All of this makes sense, and I'm happy this complexity is going away in
the long run. But I guess what I'm wondering is in the meantime if we
can have a sequence like:

  1. We hold packed-refs.lock

  2. We update the file without releasing the lock, via 42dfa7ecef.

  3. Still holding the lock, we try to look at packed-refs. The
     stat_validity code says no, we're not up to date.

  4. We discard the old packed_ref_cache and reload it. Because its
     reference count was not incremented during step 1, we actually
     free() it.

  5. We try to look at at the old freed pointer.

There are several steps in there that might be implausible. So I'm
mostly playing devil's advocate here.

I'm wondering if the "don't validate while we hold the lock" logic in
get_packed_refs_cache() means that step 3 is impossible.

> @@ -560,9 +559,7 @@ int packed_refs_lock(struct ref_store *ref_store, int flags, struct strbuf *err)
>  	 */
>  	validate_packed_ref_cache(refs);
>  
> -	packed_ref_cache = get_packed_ref_cache(refs);
> -	/* Increment the reference count to prevent it from being freed: */
> -	acquire_packed_ref_cache(packed_ref_cache);
> +	get_packed_ref_cache(refs);

It seems a bit funny to call a "get" function and throw away the return
value.
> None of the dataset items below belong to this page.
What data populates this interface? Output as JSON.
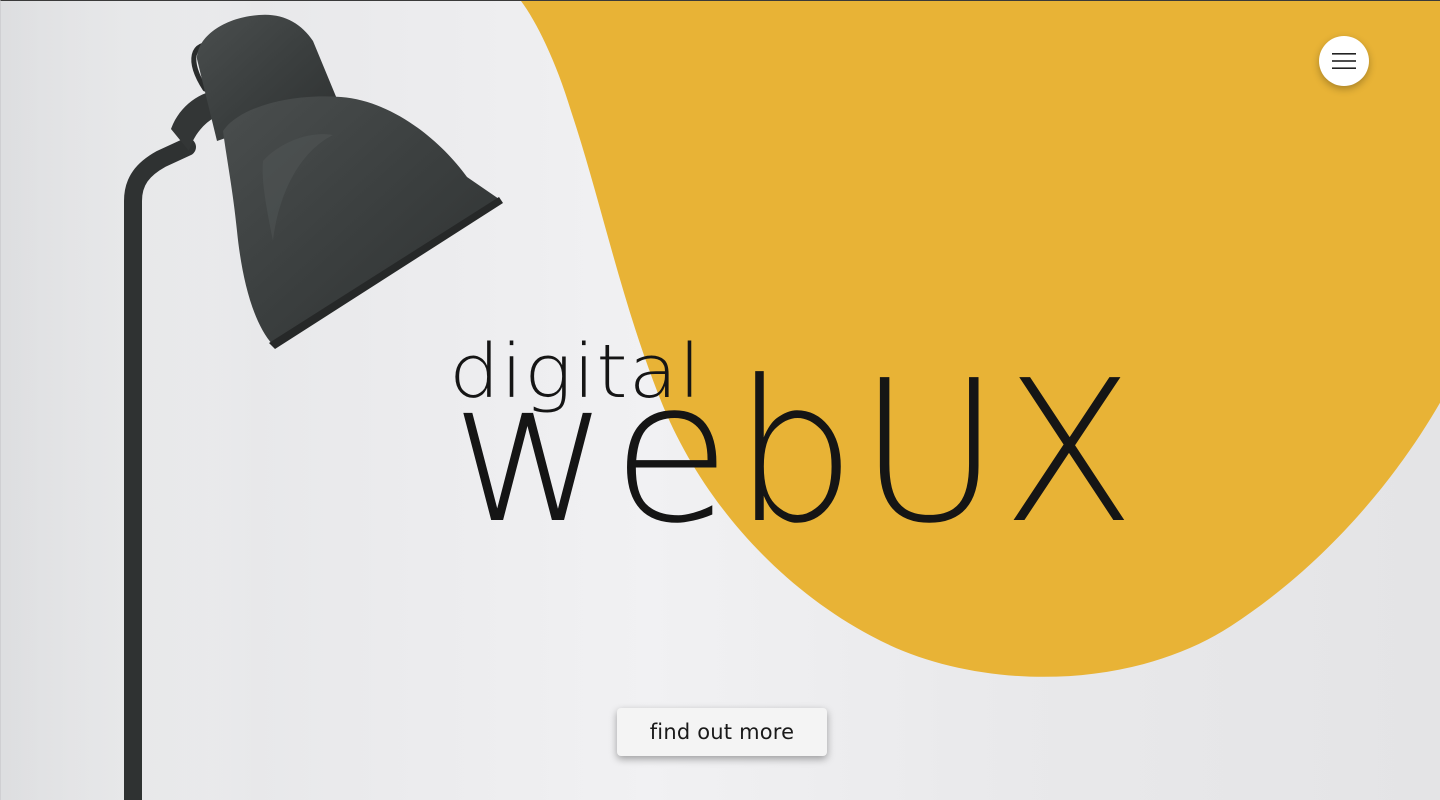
{
  "hero": {
    "brand_small": "digital",
    "brand_large": "webUX",
    "cta_label": "find out more"
  },
  "colors": {
    "accent_yellow": "#E8B336",
    "background": "#ECECEE",
    "lamp": "#3A3D3D",
    "text": "#151515"
  },
  "icons": {
    "menu": "hamburger-icon"
  }
}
Presumably we care about its side effect of updating refs->cache.
That might be worth a comment (though if this is all going away soon, I
care a lot less about niceties like that).

-Peff

Re: [PATCH 02/10] struct ref_transaction: add a place for backends to store data

[Jeff King]

On Tue, Aug 29, 2017 at 10:20:26AM +0200, Michael Haggerty wrote:

> `packed_ref_store` is going to want to store some transaction-wide
> data, so make a place for it.

That makes sense, although...

> diff --git a/refs/refs-internal.h b/refs/refs-internal.h
> index b02dc5a7e3..d7d344de73 100644
> --- a/refs/refs-internal.h
> +++ b/refs/refs-internal.h
> @@ -242,6 +242,7 @@ struct ref_transaction {
>  	size_t alloc;
>  	size_t nr;
>  	enum ref_transaction_state state;
> +	void *backend_data;
>  };

This is just one pointer. Once we start layering ref backends (and
already we're moving towards a "files" layer which sits atop loose and
packed backends, right?), how do we avoid backends stomping on each
other (or worse, dereferencing somebody else's data as their own
struct)?

I don't know that we necessarily need to answer that question right now,
but I'm worried that this pattern might need adjustment eventually.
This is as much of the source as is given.